Paul C. Edwards

It seems our experiences are quite similar in terms of the tension I also feel regarding how far to “coach”/guide folks in talking about the existential concerns. I have experienced many who have no desire at all to discuss those issues with me when consulted for those matters, despite others on the team discerning that such issues are a concern of the patient may have actually verbalized a fear or a wondering. I never push, but take my cues, like you, from the patient. In CPE, we are always challenged about our avoidance of some things and what triggers our own stuff. I tend not to think I am avoiding, but rather respectful of that person’s right to explore painful spiritual issues or not. Part of my core spiritual belief system is that I do not need confirmation or affirmation of the certainty of someone’s eternal destination. My role is to represent, as best as I can, through presence, active listening, compassion, etc., the divine, and allow the divine to do the rest. I don’t have to have all the details and proof of anything. That viewpoint does not always sit well with family members who are from traditions that sees that different and who believe that my role, (as Chaplain) is to “get it done” and certify that it is done. (I don’t think it sits well with my Baptist tradition also! Oh well!)

Here is another real challenge, that brings me much sadness. I receive a consult, and, by the time I get to the patient, the patient is unresponsive and unable to engage in conversation regarding anything.

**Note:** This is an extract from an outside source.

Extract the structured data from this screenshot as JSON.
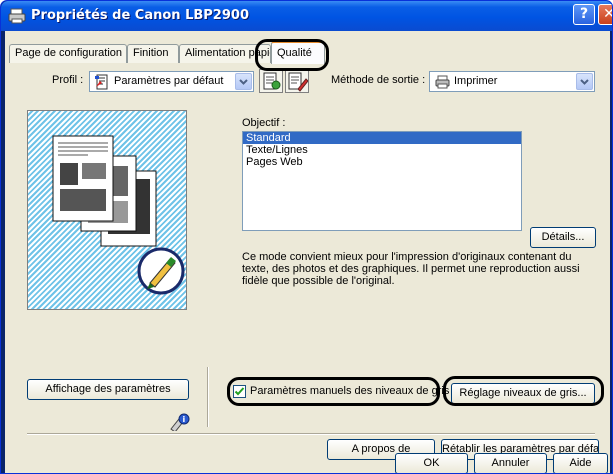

The window of opportunity to explore life/death/the great beyond with the patient (if she/he were willing to do so), is closed before I get there. I choose to still incorporate, in my prayers, the hopes and longings of the patient, for a peaceful end, in a place of eternal rest. Again, my belief system is that we, (humans), don’t have to final word. Just because I can’t have a conversation with an individual, it doen’t mean God can’t. Knowing that patients do hear us, even when comatose, I will tailor my prayers, specific to their concerns/needs, and name their concerns in the prayers I pray.

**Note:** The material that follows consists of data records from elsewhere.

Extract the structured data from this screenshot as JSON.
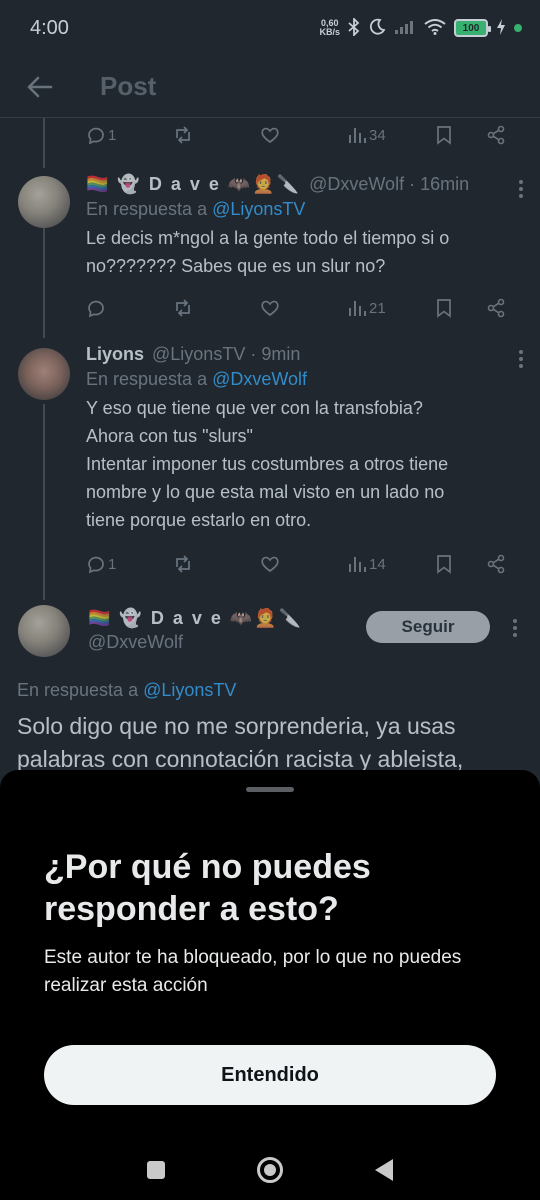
{
  "status_bar": {
    "time": "4:00",
    "net_speed_value": "0,60",
    "net_speed_unit": "KB/s",
    "battery": "100"
  },
  "header": {
    "title": "Post"
  },
  "top_actions": {
    "reply_count": "1",
    "views_count": "34"
  },
  "tweets": [
    {
      "display_name": "🏳️‍🌈 👻 D a v e 🦇🧑‍🦰🔪",
      "handle": "@DxveWolf",
      "time": "16min",
      "reply_prefix": "En respuesta a",
      "reply_handle": "@LiyonsTV",
      "text": "Le decis m*ngol a la gente todo el tiempo si o\nno??????? Sabes que es un slur no?",
      "reply_count": "",
      "views_count": "21"
    },
    {
      "display_name": "Liyons",
      "handle": "@LiyonsTV",
      "time": "9min",
      "reply_prefix": "En respuesta a",
      "reply_handle": "@DxveWolf",
      "text": "Y eso que tiene que ver con la transfobia?\nAhora con tus \"slurs\"\nIntentar imponer tus costumbres a otros tiene\nnombre y lo que esta mal visto en un lado no\ntiene porque estarlo en otro.",
      "reply_count": "1",
      "views_count": "14"
    }
  ],
  "focused": {
    "display_name": "🏳️‍🌈 👻 D a v e 🦇🧑‍🦰🔪",
    "handle": "@DxveWolf",
    "follow_label": "Seguir",
    "reply_prefix": "En respuesta a",
    "reply_handle": "@LiyonsTV",
    "text": "Solo digo que no me sorprenderia, ya usas\npalabras con connotación racista y ableista,"
  },
  "sheet": {
    "title": "¿Por qué no puedes responder a esto?",
    "description": "Este autor te ha bloqueado, por lo que no puedes realizar esta acción",
    "button_label": "Entendido"
  },
  "colors": {
    "background": "#000000",
    "link": "#1d9bf0",
    "muted": "#71767b",
    "text": "#e7e9ea"
  }
}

As a team, we have noted that many of our consults should have been received far upstream in terms of addressing values, beliefs, pain management, etc. I feel the same with regards to my role on the team. We have no control over that. Then there are the ones that are discharged before I can get to see them, (after numerous prior attempts), when they were not in their rooms, out for testing, rehab, etc. My hope, and prayer, has been that whatever needs I could have addressed, will be addressed somewhere post-discharge, since it was not possible while an in-patient.